Una nuova cultura del lavoro? Ripartiamo dai valori etici e dalla democrazia economica I nuovi scenari in cui i cattolici sono chiamati a confrontarsi
Pensare di fornire una linea guida circa le prospettive che attendono i cristiani impegnati nel sociale è questione molto difficile e complessa. Si può dare qualche chiave di lettura che parte dalla considerazione che il campo dell’economia non può e non deve essere lasciato ai tecnici. Dietro le tecnicalità sono sempre presenti interessi e gruppi di interesse il cui principale obiettivo è quello di garantire in primo luogo se stessi. La crisi attuale viene da lontano e ha precise responsabilità a partire, dal sistema finanziario e bancario, in particolare.
Per quanto l’economia possa considerarsi come uno dei luoghi etici, politici e culturali strategici per ascoltare e interpellare la società contemporanea, si avverte un certo disagio di fronte ai modelli e alle strategie di modernizzazione anche per quanto diffondono in termini di cultura, valori e stereotipi. Questo disagio si avverte anche nell’analisi dei costi umani pagati ai processi di trasformazione industriale e nella constatazione delle insufficienze dei sistemi.
Siamo di fronte a profonde trasformazioni degli stili di vita e, quindi, delle stesse scale di valori dove il fattore strategico diverrà la cultura, la conoscenza, la società dell’informazione: come nuovo rapporto dell’uomo con la natura e con l’ambiente, come produzione di conoscenze mediante la ricerca, come messa in opera di tecnologie sempre più sofisticate e pervasive, come informazione diretta all’accumulazione e al controllo del sapere.
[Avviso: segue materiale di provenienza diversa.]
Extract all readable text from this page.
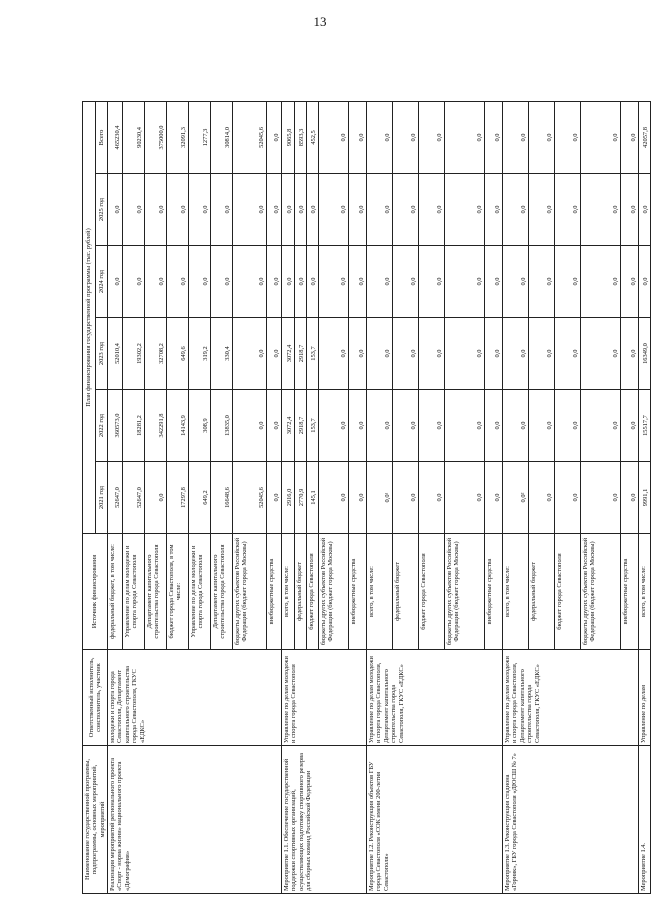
13
Наименование государственной программы, подпрограммы, основных мероприятий, мероприятий	Ответственный исполнитель, соисполнитель, участник	Источник финансирования	План финансирования государственной программы (тыс. рублей)					
			2021 год	2022 год	2023 год	2024 год	2025 год	Всего
Реализация мероприятий регионального проекта «Спорт - норма жизни» национального проекта «Демография»	молодежи и спорта города Севастополя, Департамент капитального строительства города Севастополя, ГКУС «ЕДКС»	федеральный бюджет, в том числе:	52647,0	360573,0	52010,4	0,0	0,0	465230,4
		Управление по делам молодежи и спорта города Севастополя	52647,0	18281,2	19302,2	0,0	0,0	90230,4
		Департамент капитального строительства города Севастополя	0,0	342291,8	32708,2	0,0	0,0	375000,0
		бюджет города Севастополя, в том числе:	17297,8	14143,9	649,6	0,0	0,0	32091,3
		Управление по делам молодежи и спорта города Севастополя	649,2	308,9	319,2	0,0	0,0	1277,3
		Департамент капитального строительства города Севастополя	16648,6	13835,0	330,4	0,0	0,0	30814,0
		бюджеты других субъектов Российской Федерации (бюджет города Москвы)	52045,6	0,0	0,0	0,0	0,0	52045,6
		внебюджетные средства	0,0	0,0	0,0	0,0	0,0	0,0
Мероприятие 1.1. Обеспечение государственной поддержки спортивных организаций, осуществляющих подготовку спортивного резерва для сборных команд Российской Федерации	Управление по делам молодежи и спорта города Севастополя	всего, в том числе:	2916,0	3072,4	3072,4	0,0	0,0	9065,8
		федеральный бюджет	2770,9	2918,7	2918,7	0,0	0,0	8593,3
		бюджет города Севастополя	145,1	153,7	153,7	0,0	0,0	452,5
		бюджеты других субъектов Российской Федерации (бюджет города Москвы)	0,0	0,0	0,0	0,0	0,0	0,0
		внебюджетные средства	0,0	0,0	0,0	0,0	0,0	0,0
Мероприятие 1.2. Реконструкция объектов ГБУ города Севастополя «СОК имени 200-летия Севастополя»	Управление по делам молодежи и спорта города Севастополя, Департамент капитального строительства города Севастополя, ГКУС «ЕДКС»	всего, в том числе:	0,0¹	0,0	0,0	0,0	0,0	0,0
		федеральный бюджет	0,0	0,0	0,0	0,0	0,0	0,0
		бюджет города Севастополя	0,0	0,0	0,0	0,0	0,0	0,0
		бюджеты других субъектов Российской Федерации (бюджет города Москвы)	0,0	0,0	0,0	0,0	0,0	0,0
		внебюджетные средства	0,0	0,0	0,0	0,0	0,0	0,0
Мероприятие 1.3. Реконструкция стадиона «Горняк», ГБУ города Севастополя «ДЮСШ № 7»	Управление по делам молодежи и спорта города Севастополя, Департамент капитального строительства города Севастополя, ГКУС «ЕДКС»	всего, в том числе:	0,0²	0,0	0,0	0,0	0,0	0,0
		федеральный бюджет	0,0	0,0	0,0	0,0	0,0	0,0
		бюджет города Севастополя	0,0	0,0	0,0	0,0	0,0	0,0
		бюджеты других субъектов Российской Федерации (бюджет города Москвы)	0,0	0,0	0,0	0,0	0,0	0,0
		внебюджетные средства	0,0	0,0	0,0	0,0	0,0	0,0
Мероприятие 1.4.	Управление по делам	всего, в том числе:	9991,1	15517,7	16349,0	0,0	0,0	42057,8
In questo contesto non si riscontrano capacità di riformulare prospettive adeguate per governare il nuovo. Una guida utile, una sorta di manuale per una presenza dei cattolici nella società e nelle questioni economiche è fornito dalla Dottrina sociale della Chiesa, che ci invita a contribuire a ritrovare radici profonde, a valorizzare ogni risorsa umana e, soprattutto, dare senso all’attesa di futuro delle giovani generazioni, a costruire, a partire dal territorio e nell’ottica della sussidiarietà, una società accogliente e non emarginante, a praticare l’esercizio del dono e della gratuità, a costruire una società fraterna rielaborando un nuovo umanesimo, sostenendo la solidarietà tra gli uomini.
Queste ed altre ancora sono le vie che contribuiscono a determinare il grado di civiltà di un popolo e che ci possono consentire di costruire la città nella carità e nella verità. Avvertiamo il disagio, certamente derivante anche dal nostro stare alla finestra, dal nostro mancato coinvolgimento nei processi che potrebbero portare a migliorare il rapporto con la sempre maggiore emarginazione di larghe fasce sociali. Per questo potrebbe essere ripreso lo sforzo di elaborazione e di approfondimento culturale. è forte la consapevolezza di rispondere oggi a un bisogno diffuso di fornire una traccia per una ricerca preoccupata di inventare nel coraggio e nella creatività, nella carità e nella verità una risposta degna alle sfide dell’innovazione. Uno sforzo che deve stimolare ad osare nuovi esperimenti di democrazia economica.
Alcune linee risultano già profilarsi e il nodo che tutte le intreccia è la messa a fuoco della dimensione etica da attribuire alle ragioni della teoria economica e della sua pratica del mercato e dell’innovazione, del rapporto efficienza solidarietà, della cooperazione e della competizione in vista di una finalità complessiva che potrebbe venire identificata nell’esigenza di espandere con la democrazia economica la democrazia politica.
Tutto ciò non può spaventare se si ha un progetto per governare i processi. Spaventa se questa progettualità è assente o di parte come è accaduto finora. La sorte di tanti non può essere circoscritta a dispute riguardanti l’incremento o il decremento di mezzo punto percentuale del Pil. Il futuro è aperto e governabile e chiama i cattolici a impegni più coinvolgenti, di maggiore responsabilità, di sacrificio.